European Parl. elections start Thurs. with low expectations on participation

BRUSSELS, Between May 23 and 26, Europeans will elect the 751 Members of the European Parliament (MEPs) to represent them for the next five years.

The elections will officially kick off with the first votes being cast on May 23 in the UK and the Netherlands.

Voting will be held in the UK as it is still a member of the European Union (EU) and the date of its leaving the Union remains uncertain.

EP’s chief spokesman Jaume told a press conference on last Friday that, “our campaign has been very different from before. It has been an unprecedented effort to raise awareness in the election among the media and public and to urge people to vote.

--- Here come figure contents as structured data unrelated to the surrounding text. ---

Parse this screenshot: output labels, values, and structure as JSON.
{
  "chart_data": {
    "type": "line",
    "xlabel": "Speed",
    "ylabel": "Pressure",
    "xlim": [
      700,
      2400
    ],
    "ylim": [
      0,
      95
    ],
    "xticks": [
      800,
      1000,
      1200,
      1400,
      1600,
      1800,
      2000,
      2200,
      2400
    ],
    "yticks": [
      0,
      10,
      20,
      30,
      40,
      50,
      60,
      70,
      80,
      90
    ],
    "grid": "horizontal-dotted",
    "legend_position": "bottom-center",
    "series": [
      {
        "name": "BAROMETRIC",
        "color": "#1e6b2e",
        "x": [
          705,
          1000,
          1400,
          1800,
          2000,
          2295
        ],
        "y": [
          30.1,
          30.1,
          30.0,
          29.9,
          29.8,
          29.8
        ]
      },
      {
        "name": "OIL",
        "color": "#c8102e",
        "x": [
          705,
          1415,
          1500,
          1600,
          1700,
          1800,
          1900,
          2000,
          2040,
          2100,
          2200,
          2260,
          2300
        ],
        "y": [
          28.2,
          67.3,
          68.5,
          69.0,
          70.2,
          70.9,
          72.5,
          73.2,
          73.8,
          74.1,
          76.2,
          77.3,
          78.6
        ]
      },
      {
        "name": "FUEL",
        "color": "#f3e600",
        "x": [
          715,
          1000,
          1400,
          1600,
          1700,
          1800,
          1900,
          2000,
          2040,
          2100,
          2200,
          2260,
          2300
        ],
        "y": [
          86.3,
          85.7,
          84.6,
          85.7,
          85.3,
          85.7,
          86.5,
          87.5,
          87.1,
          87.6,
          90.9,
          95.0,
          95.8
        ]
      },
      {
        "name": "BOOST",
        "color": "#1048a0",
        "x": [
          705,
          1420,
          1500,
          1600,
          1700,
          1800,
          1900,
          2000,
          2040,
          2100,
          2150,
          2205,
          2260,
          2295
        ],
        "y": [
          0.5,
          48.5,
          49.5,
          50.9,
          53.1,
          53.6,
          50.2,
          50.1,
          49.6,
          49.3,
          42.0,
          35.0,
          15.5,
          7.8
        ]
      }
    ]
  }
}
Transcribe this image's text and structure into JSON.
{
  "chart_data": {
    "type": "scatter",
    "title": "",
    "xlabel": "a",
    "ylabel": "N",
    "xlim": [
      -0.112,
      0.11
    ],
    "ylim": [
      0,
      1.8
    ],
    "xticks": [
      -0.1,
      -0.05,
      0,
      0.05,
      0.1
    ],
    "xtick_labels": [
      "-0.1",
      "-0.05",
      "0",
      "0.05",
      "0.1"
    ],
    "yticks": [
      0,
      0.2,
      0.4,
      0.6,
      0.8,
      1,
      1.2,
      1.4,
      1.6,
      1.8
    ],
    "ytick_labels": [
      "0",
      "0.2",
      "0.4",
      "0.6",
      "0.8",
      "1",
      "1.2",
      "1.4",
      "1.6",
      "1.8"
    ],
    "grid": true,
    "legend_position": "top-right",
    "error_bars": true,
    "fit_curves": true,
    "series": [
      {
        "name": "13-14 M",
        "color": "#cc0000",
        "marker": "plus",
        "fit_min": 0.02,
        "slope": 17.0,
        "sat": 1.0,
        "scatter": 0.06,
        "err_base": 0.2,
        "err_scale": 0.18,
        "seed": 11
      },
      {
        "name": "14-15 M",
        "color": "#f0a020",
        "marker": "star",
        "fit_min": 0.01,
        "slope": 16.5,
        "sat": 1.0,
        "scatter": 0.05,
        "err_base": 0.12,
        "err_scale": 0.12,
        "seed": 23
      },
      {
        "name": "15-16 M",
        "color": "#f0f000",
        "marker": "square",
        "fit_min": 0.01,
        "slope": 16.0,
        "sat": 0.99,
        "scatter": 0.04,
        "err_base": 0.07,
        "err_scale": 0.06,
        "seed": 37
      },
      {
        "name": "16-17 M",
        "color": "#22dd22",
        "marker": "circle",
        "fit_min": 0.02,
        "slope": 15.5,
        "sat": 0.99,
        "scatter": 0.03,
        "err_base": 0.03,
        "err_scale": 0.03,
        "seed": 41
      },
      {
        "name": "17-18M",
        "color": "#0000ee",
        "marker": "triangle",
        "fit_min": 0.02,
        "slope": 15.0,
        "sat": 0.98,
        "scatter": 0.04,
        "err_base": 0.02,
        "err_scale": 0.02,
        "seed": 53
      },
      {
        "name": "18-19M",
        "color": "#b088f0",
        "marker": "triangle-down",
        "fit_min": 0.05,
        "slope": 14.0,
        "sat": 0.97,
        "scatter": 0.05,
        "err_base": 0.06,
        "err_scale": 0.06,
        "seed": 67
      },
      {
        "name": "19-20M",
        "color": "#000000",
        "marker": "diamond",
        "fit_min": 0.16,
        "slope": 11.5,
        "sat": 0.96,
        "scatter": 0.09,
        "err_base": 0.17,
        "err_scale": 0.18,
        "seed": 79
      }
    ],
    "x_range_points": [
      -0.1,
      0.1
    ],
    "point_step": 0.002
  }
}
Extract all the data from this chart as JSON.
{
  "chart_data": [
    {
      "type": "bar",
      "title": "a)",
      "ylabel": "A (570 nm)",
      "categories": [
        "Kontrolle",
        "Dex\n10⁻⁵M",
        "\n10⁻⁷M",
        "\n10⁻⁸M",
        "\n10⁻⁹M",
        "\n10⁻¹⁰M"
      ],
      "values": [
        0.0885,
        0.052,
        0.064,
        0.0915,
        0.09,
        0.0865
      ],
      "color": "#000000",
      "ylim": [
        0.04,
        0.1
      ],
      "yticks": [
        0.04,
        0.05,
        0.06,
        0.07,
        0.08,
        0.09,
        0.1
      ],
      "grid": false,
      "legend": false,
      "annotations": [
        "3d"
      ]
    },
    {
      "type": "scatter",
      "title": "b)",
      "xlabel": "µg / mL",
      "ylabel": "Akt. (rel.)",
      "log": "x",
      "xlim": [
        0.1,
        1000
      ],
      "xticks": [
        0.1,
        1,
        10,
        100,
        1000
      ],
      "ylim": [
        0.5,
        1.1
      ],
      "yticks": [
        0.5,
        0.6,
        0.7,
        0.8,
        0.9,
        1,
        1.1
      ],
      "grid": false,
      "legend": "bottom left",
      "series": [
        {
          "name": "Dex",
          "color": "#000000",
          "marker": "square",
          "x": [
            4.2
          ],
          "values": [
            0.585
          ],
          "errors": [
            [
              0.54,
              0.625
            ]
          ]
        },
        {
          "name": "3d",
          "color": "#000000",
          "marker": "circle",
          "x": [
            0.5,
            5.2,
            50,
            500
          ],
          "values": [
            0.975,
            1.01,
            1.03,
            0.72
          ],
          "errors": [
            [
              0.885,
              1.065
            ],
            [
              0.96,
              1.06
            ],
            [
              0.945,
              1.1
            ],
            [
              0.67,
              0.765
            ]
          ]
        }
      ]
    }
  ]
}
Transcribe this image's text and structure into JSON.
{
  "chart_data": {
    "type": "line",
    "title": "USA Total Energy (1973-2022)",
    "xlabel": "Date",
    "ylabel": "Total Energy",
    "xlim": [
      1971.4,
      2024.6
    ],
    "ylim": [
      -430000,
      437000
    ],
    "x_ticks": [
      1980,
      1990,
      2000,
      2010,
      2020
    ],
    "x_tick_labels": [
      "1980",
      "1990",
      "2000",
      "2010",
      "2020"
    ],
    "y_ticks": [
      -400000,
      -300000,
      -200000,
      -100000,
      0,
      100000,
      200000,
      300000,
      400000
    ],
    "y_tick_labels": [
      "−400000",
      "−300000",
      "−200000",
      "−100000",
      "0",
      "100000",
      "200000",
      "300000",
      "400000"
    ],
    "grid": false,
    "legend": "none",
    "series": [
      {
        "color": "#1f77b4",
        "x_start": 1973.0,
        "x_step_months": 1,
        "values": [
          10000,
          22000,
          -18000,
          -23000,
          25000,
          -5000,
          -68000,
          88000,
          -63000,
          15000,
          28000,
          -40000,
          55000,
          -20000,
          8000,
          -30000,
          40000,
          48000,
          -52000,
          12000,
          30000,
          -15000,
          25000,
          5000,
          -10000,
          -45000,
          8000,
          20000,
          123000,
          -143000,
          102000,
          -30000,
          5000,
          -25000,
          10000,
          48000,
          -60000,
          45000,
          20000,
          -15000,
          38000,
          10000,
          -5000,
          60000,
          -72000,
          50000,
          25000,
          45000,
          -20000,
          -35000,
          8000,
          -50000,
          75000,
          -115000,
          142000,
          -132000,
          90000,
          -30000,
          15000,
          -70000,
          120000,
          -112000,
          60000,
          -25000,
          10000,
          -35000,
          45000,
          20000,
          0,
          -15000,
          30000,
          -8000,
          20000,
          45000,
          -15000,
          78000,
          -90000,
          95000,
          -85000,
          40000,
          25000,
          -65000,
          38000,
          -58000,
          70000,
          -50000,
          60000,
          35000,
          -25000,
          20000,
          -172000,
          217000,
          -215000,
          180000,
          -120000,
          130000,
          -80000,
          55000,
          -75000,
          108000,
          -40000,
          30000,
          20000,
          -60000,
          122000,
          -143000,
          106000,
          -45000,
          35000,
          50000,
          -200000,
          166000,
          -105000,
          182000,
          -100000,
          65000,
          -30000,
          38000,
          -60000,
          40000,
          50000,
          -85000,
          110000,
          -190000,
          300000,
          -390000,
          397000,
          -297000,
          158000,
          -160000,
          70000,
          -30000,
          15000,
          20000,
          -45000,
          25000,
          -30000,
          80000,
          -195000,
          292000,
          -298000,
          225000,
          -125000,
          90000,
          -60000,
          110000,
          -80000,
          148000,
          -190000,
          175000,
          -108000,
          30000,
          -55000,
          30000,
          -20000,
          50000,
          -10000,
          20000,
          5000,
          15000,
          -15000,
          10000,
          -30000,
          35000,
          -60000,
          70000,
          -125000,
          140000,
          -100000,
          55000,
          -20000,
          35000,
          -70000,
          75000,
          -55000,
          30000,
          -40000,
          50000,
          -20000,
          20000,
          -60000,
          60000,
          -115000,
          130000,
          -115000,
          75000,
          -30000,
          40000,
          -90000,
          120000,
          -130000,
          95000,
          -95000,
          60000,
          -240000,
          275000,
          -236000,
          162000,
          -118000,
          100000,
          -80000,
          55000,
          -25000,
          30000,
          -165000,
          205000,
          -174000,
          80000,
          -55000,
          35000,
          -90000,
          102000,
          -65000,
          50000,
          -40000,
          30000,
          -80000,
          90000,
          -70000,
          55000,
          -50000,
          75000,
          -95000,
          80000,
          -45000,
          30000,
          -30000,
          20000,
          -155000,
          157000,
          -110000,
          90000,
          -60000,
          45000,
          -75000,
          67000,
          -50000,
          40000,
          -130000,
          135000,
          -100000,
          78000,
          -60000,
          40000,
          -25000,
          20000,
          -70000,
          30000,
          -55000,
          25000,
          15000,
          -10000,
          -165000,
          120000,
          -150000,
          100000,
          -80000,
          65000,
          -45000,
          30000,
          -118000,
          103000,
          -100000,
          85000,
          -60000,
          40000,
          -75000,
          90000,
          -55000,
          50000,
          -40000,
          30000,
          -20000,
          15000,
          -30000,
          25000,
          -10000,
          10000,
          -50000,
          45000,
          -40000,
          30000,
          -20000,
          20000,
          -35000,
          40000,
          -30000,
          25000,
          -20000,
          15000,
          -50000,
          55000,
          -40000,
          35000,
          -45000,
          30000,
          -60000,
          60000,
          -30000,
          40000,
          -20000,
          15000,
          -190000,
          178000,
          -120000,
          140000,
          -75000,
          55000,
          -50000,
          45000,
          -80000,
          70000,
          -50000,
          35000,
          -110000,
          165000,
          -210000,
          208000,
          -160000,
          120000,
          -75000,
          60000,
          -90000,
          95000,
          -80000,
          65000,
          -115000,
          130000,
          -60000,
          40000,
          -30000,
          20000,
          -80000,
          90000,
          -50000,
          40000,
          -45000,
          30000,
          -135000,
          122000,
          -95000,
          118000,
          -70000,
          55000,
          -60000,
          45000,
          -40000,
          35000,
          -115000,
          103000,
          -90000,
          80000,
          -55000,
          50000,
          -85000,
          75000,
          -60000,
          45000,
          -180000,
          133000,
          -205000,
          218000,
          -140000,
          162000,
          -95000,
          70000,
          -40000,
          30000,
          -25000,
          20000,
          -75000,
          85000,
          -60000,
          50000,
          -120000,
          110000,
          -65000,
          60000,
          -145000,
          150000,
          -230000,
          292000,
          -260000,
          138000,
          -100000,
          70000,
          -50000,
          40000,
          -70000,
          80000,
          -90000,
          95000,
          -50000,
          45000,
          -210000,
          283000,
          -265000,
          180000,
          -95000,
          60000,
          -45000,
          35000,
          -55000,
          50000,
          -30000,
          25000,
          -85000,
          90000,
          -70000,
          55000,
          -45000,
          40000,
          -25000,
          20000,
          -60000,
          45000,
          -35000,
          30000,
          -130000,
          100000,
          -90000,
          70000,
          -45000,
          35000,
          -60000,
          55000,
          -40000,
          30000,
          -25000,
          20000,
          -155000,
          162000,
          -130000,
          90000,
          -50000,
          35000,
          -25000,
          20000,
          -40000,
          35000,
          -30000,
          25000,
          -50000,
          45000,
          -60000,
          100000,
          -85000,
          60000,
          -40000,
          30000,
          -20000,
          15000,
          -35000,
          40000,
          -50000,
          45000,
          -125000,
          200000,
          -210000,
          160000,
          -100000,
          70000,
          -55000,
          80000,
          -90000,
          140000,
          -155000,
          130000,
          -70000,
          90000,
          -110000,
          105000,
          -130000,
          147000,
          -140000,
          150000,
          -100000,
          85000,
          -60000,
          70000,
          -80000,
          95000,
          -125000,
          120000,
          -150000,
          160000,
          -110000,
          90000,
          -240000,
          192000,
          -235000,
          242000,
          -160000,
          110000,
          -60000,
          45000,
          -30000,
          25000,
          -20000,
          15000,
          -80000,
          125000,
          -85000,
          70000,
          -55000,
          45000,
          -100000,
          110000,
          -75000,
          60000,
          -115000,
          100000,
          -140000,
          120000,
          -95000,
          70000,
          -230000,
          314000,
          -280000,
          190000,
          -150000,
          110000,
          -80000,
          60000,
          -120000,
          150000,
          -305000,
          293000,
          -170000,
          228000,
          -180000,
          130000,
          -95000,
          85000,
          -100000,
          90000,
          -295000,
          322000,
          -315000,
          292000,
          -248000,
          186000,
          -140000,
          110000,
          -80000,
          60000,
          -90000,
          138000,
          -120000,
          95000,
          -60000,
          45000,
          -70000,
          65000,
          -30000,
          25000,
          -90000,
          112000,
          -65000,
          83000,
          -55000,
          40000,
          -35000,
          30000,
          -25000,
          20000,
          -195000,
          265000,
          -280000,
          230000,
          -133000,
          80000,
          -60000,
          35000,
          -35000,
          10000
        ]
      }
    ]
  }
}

“Polls show a majority of citizens think the EU is a good thing, but the challenge now is to persuade them to cast their vote, especially the young. People need to know that their votes do matter,” he said.

EP’s promotional film on the elections, he said, has now been seen by 130 million people, describing the campaign as “unprecedented for any institution in Europe.” Duch also noted that Parliament had hosted a “lively and useful debate” of candidates seeking the European Commission presidency last Wednesday.

Six candidates from the major European political families held the final debate in Brussels on May 15 explaining their positions on issues of major concern in Europe such as immigration, climate change, security and economic growth.

He said there is a huge media interest in next week’s election and so far, 1,200 journalists have registered, double the number that covered the 2014 elections.

After the elections, and taking into account the results, EU leaders will propose a candidate for President of the European Commission. It will then be up to MEPs to elect the next European Commission President and approve the whole Commission; EU’s executive body. The new EP will vote on the new Commission president in July.

EP President Antonio Tajani in his message to the voters said “we have to change Europe and make it more effective by answering citizens’ concerns and building upon what we have already achieved.” Analysts point out that turnout for EP elections is low, and hence it is easier for far-right and far-left populist parties to focus their campaigns on voters favoring extremist parties.

Close to 43 percent of Europeans believe that the rise of populist parties threatens the functioning of the EU, according to a recent YouGov survey.

The survey predicted that the two big political groups in the EP, the centre-right European People’s Party (EPP) and the Socialists (S and D), will lose seats for the first time. However, the EPP would remain the largest single group followed by the S and D, it pointed out.